Japan's electronics industry Tuesday blasted a U.S. industry report that Japan is failing to honor its pledge to open up its microchip market to foreigners.

The U.S. Semiconductor Association warned in an interim report submitted to President Bush Monday that the bilateral chip agreement signed last June is about to collapse as a result.With nine months to go before Japan is supposed to make it possible for foreign makers to supply 20 percent of the Japanese market, U.S. chip makers could be laying the groundwork for pressing the Bush administration for early action.

U.S. officials said they expressed their unhappiness with progress under the agreement to Japanese officials earlier this year, at a Hawaii meeting.

Japanese users are "making every effort to expand foreign market shares in Japan, and we do not think the Japan-U.S. Semiconductor Arrangement is on the verge of failure as alleged by the SIA," said Shin-ichi Itoh, chairman of the Users' Committee of Foreign Semiconductors of the Electronic Industries Association of Japan.

Mr. Itoh said the SIA report was based on an incomplete evaluation of the situation and does not take into consideration the development of design-ins and the long-term relationships between Japanese and U.S. makers.

''At present, the Japanese semiconductor market is confronted with a serious recession," Mr. Itoh said in a prepared statement. "Despite such circumstances, Japanese users are trying very hard to increase market assess for foreign semiconductors. There are many users who try to place orders with foreign makers at the sacrifice of Japanese makers."

The U.S. report noted that the market share of imported chips in Japan has been stuck at 14.3 percent since the first quarter of 1990, despite the Japanese industry's promise to raise that share to 20 percent by the end of this year under the agreement with the United States.

One U.S. official said that only three months of data have come in under the agreement to evaluate its effect.

Data for fourth-quarter sales should be available in about two weeks and will give a better indication of whether the agreement is beginning to increase foreign market share in Japan.

Mr. Itoh said the pact clearly states the 20 percent share figure is guaranteed neither by the Japanese industry nor the Japanese government. Moreover, the figures cited by the U.S. association for the first quarter of 1990 are "only estimates used by the SIA to fashion its arguments," he said.

Official Japanese figures show foreign chips accounted for 16.2 percent of the Japanese market in the July-September quarter of last year, Mr. Itoh said.

"The arrangement also provides for consideration of competitive factors, the efforts made by Japanese and U.S. companies and the Japanese and U.S. governments and other independent factors, which have a significant impact on the market. All such factors have to be fairly and precisely evaluated," he said.

Mr. Itoh said his committee has been making efforts to increase market access, such as cooperating with the SIA in its "priority parts list" proposal and cooperating in individual industry areas, such as automobile production and telecommunications.

He said that the Japanese semiconductor association will open an office in San Jose, Calif., in June to further facilitate market-opening opportunities.

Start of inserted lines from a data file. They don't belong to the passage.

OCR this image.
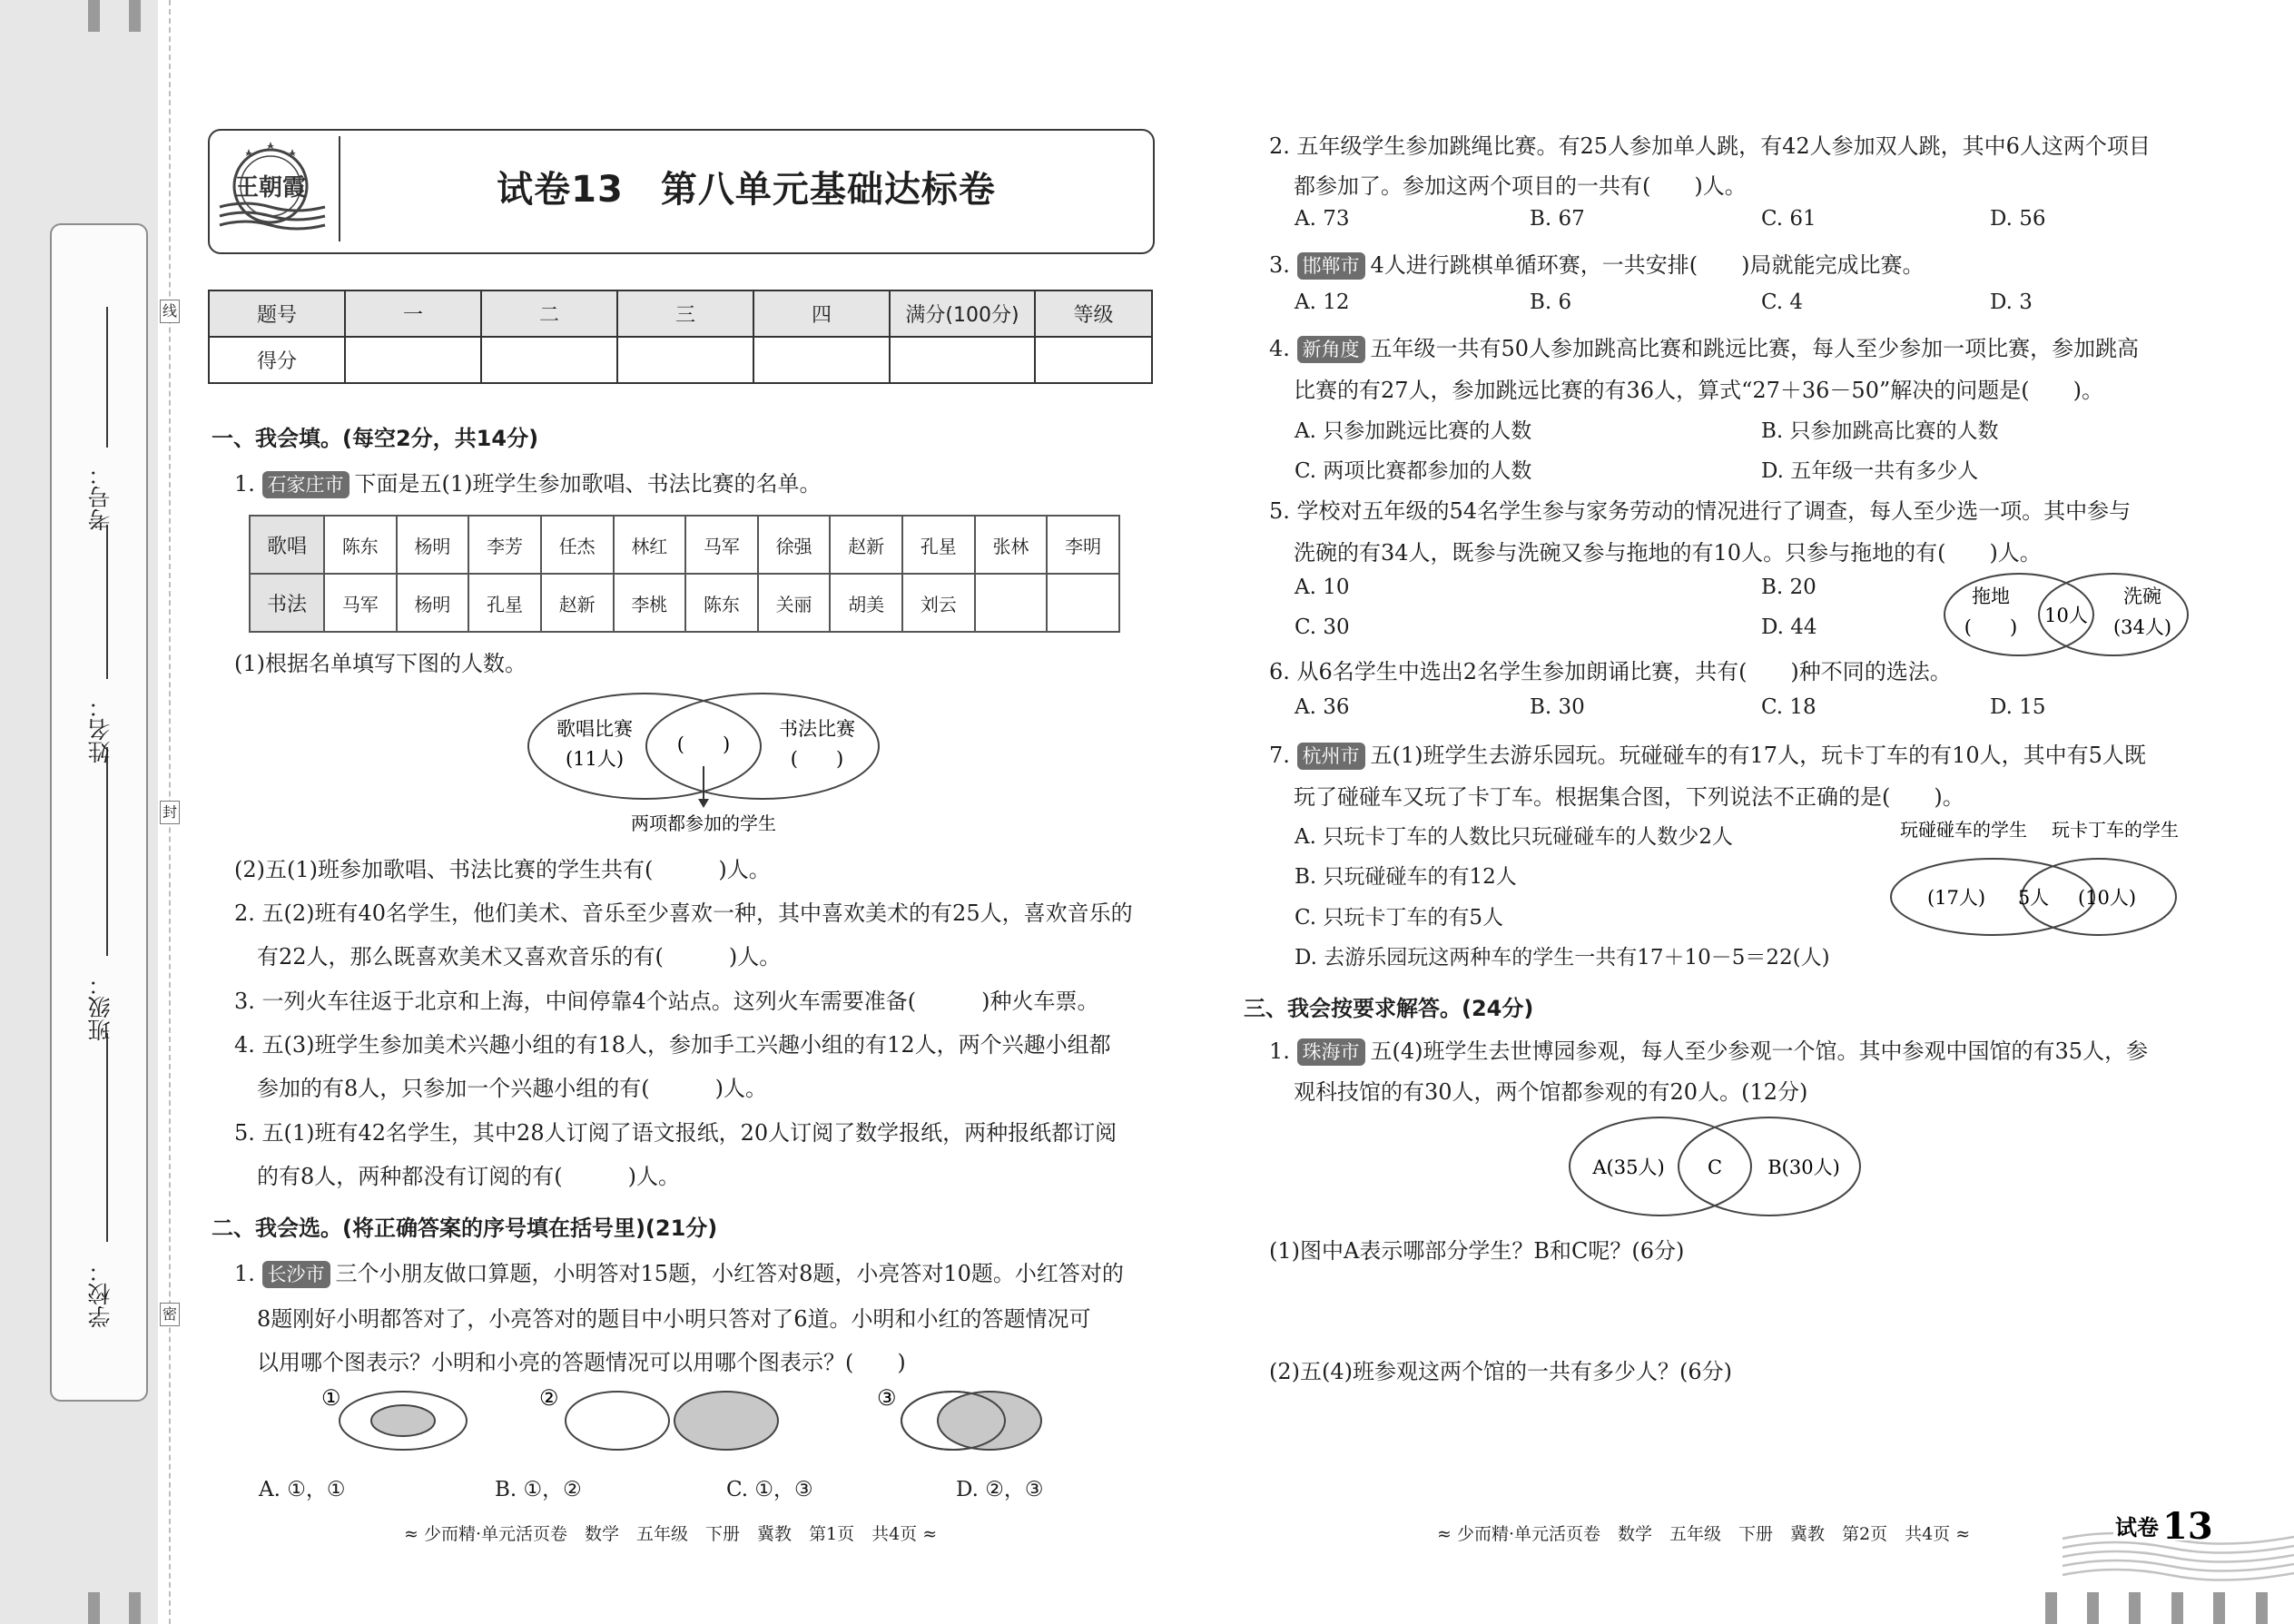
学校：
班级：
姓名：
考号：
线
封
密
王朝霞	试卷13　第八单元基础达标卷
题号	一	二	三	四	满分(100分)	等级
得分						
一、我会填。(每空2分，共14分)
1. 石家庄市 下面是五(1)班学生参加歌唱、书法比赛的名单。
歌唱	陈东	杨明	李芳	任杰	林红	马军	徐强	赵新	孔星	张林	李明
书法	马军	杨明	孔星	赵新	李桃	陈东	关丽	胡美	刘云		
(1)根据名单填写下图的人数。
歌唱比赛
(11人)
(　　)
书法比赛
(　　)
两项都参加的学生
(2)五(1)班参加歌唱、书法比赛的学生共有(　　　)人。
2. 五(2)班有40名学生，他们美术、音乐至少喜欢一种，其中喜欢美术的有25人，喜欢音乐的
有22人，那么既喜欢美术又喜欢音乐的有(　　　)人。
3. 一列火车往返于北京和上海，中间停靠4个站点。这列火车需要准备(　　　)种火车票。
4. 五(3)班学生参加美术兴趣小组的有18人，参加手工兴趣小组的有12人，两个兴趣小组都
参加的有8人，只参加一个兴趣小组的有(　　　)人。
5. 五(1)班有42名学生，其中28人订阅了语文报纸，20人订阅了数学报纸，两种报纸都订阅
的有8人，两种都没有订阅的有(　　　)人。
二、我会选。(将正确答案的序号填在括号里)(21分)
1. 长沙市 三个小朋友做口算题，小明答对15题，小红答对8题，小亮答对10题。小红答对的
8题刚好小明都答对了，小亮答对的题目中小明只答对了6道。小明和小红的答题情况可
以用哪个图表示？小明和小亮的答题情况可以用哪个图表示？(　　)
①	②	③
A. ①，①	B. ①，②	C. ①，③	D. ②，③
≈ 少而精·单元活页卷　数学　五年级　下册　冀教　第1页　共4页 ≈
2. 五年级学生参加跳绳比赛。有25人参加单人跳，有42人参加双人跳，其中6人这两个项目
都参加了。参加这两个项目的一共有(　　)人。
A. 73	B. 67	C. 61	D. 56
3. 邯郸市 4人进行跳棋单循环赛，一共安排(　　)局就能完成比赛。
A. 12	B. 6	C. 4	D. 3
4. 新角度 五年级一共有50人参加跳高比赛和跳远比赛，每人至少参加一项比赛，参加跳高
比赛的有27人，参加跳远比赛的有36人，算式“27＋36－50”解决的问题是(　　)。
A. 只参加跳远比赛的人数	B. 只参加跳高比赛的人数
C. 两项比赛都参加的人数	D. 五年级一共有多少人
5. 学校对五年级的54名学生参与家务劳动的情况进行了调查，每人至少选一项。其中参与
洗碗的有34人，既参与洗碗又参与拖地的有10人。只参与拖地的有(　　)人。
A. 10	B. 20
C. 30	D. 44
拖地
(　　)
10人
洗碗
(34人)
6. 从6名学生中选出2名学生参加朗诵比赛，共有(　　)种不同的选法。
A. 36	B. 30	C. 18	D. 15
7. 杭州市 五(1)班学生去游乐园玩。玩碰碰车的有17人，玩卡丁车的有10人，其中有5人既
玩了碰碰车又玩了卡丁车。根据集合图，下列说法不正确的是(　　)。
A. 只玩卡丁车的人数比只玩碰碰车的人数少2人
B. 只玩碰碰车的有12人
C. 只玩卡丁车的有5人
D. 去游乐园玩这两种车的学生一共有17＋10－5＝22(人)
玩碰碰车的学生 玩卡丁车的学生
(17人) 5人 (10人)
三、我会按要求解答。(24分)
1. 珠海市 五(4)班学生去世博园参观，每人至少参观一个馆。其中参观中国馆的有35人，参
观科技馆的有30人，两个馆都参观的有20人。(12分)
A(35人) C B(30人)
(1)图中A表示哪部分学生？B和C呢？(6分)
(2)五(4)班参观这两个馆的一共有多少人？(6分)
≈ 少而精·单元活页卷　数学　五年级　下册　冀教　第2页　共4页 ≈	试卷 13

Confrontations between the U.S. and Japanese industries will continue, as long as the two sides remain unable to agree on how to compile market share figures and on whether or not the 20 percent figure was an outright pledge, according to industry analysts in Japan.

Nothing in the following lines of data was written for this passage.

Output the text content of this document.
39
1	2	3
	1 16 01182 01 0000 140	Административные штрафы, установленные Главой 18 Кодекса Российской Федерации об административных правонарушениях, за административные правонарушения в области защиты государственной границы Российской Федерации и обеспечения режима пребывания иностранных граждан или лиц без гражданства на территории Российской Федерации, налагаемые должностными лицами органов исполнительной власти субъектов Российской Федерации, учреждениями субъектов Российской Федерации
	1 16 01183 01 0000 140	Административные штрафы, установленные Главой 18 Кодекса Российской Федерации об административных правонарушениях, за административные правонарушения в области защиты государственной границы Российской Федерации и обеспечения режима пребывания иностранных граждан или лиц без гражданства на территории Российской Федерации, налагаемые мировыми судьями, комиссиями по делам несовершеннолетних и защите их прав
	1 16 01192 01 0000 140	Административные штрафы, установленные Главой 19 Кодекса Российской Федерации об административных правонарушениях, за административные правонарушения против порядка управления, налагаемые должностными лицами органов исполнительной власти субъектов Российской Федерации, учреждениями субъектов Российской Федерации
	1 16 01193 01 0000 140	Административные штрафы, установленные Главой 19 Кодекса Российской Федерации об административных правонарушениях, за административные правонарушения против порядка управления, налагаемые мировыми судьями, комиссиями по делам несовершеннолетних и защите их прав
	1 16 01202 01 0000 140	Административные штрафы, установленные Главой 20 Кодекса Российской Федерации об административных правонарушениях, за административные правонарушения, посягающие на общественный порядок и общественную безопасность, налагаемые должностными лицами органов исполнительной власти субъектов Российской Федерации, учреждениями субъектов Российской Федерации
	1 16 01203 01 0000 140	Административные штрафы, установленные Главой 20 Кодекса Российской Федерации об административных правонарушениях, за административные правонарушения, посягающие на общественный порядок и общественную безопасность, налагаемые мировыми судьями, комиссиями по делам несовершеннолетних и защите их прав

Mr. Itoh's statement came shortly after Japan's Ministry of International Trade and Industry announced plans to sponsor a meeting in April of Japanese semiconductor users and foreign makers in a further move to increase access to the local chip market.

The conference, set to open in Tokyo on April 6, will be the fourth in a series of such meetings intended to assist in honoring the agreement with the United States. Ministry officials said Japanese users will take advantage of the conference to announce specific intentions to purchase foreign-made semiconductors.

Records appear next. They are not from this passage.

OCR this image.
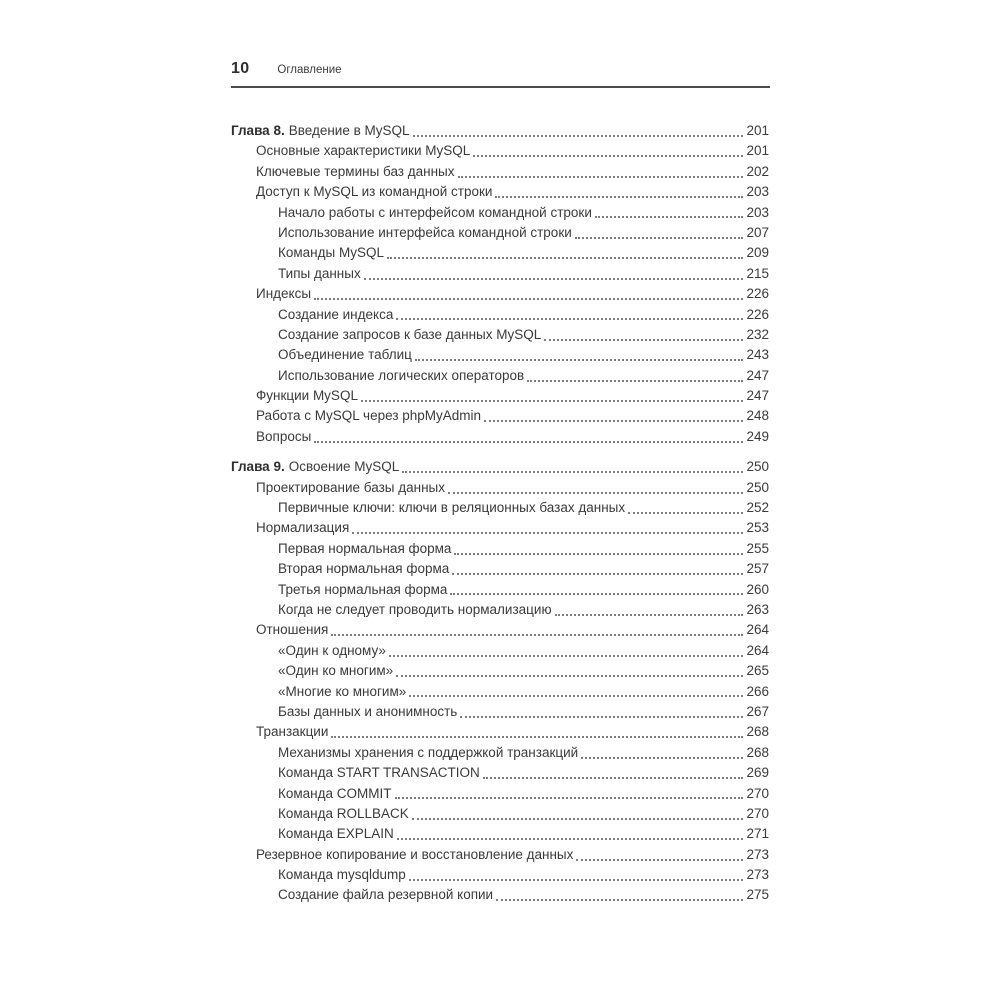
10 Оглавление
Глава 8. Введение в MySQL	201
Основные характеристики MySQL	201
Ключевые термины баз данных	202
Доступ к MySQL из командной строки	203
Начало работы с интерфейсом командной строки	203
Использование интерфейса командной строки	207
Команды MySQL	209
Типы данных	215
Индексы	226
Создание индекса	226
Создание запросов к базе данных MySQL	232
Объединение таблиц	243
Использование логических операторов	247
Функции MySQL	247
Работа с MySQL через phpMyAdmin	248
Вопросы	249
Глава 9. Освоение MySQL	250
Проектирование базы данных	250
Первичные ключи: ключи в реляционных базах данных	252
Нормализация	253
Первая нормальная форма	255
Вторая нормальная форма	257
Третья нормальная форма	260
Когда не следует проводить нормализацию	263
Отношения	264
«Один к одному»	264
«Один ко многим»	265
«Многие ко многим»	266
Базы данных и анонимность	267
Транзакции	268
Механизмы хранения с поддержкой транзакций	268
Команда START TRANSACTION	269
Команда COMMIT	270
Команда ROLLBACK	270
Команда EXPLAIN	271
Резервное копирование и восстановление данных	273
Команда mysqldump	273
Создание файла резервной копии	275
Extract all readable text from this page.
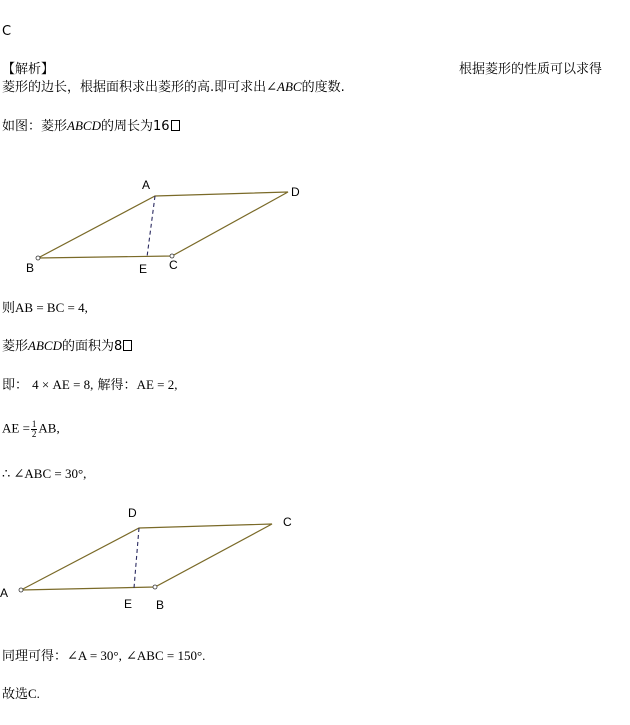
C
【解析】	根据菱形的性质可以求得
菱形的边长，根据面积求出菱形的高.即可求出∠ABC的度数.
如图：菱形ABCD的周长为16
A	D
B	E C
则AB = BC = 4,
菱形ABCD的面积为8
即： 4 × AE = 8, 解得：AE = 2,
AE = $\frac{1}{2}$ AB,
∴ ∠ABC = 30°,
D
C
A
E B
同理可得：∠A = 30°, ∠ABC = 150°.
故选C.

As with the U.S. auto industry in January, U.S. semiconductor makers could use the added pressure of election-year politics to prod the administration into a firmer stance against Japan.

This could take the form of re-imposing $187 million a year in trade sanctions that were suspended last August when the semiconductor pact was renewed. The U.S. industry had not made such a request, according to U.S. officials Tuesday.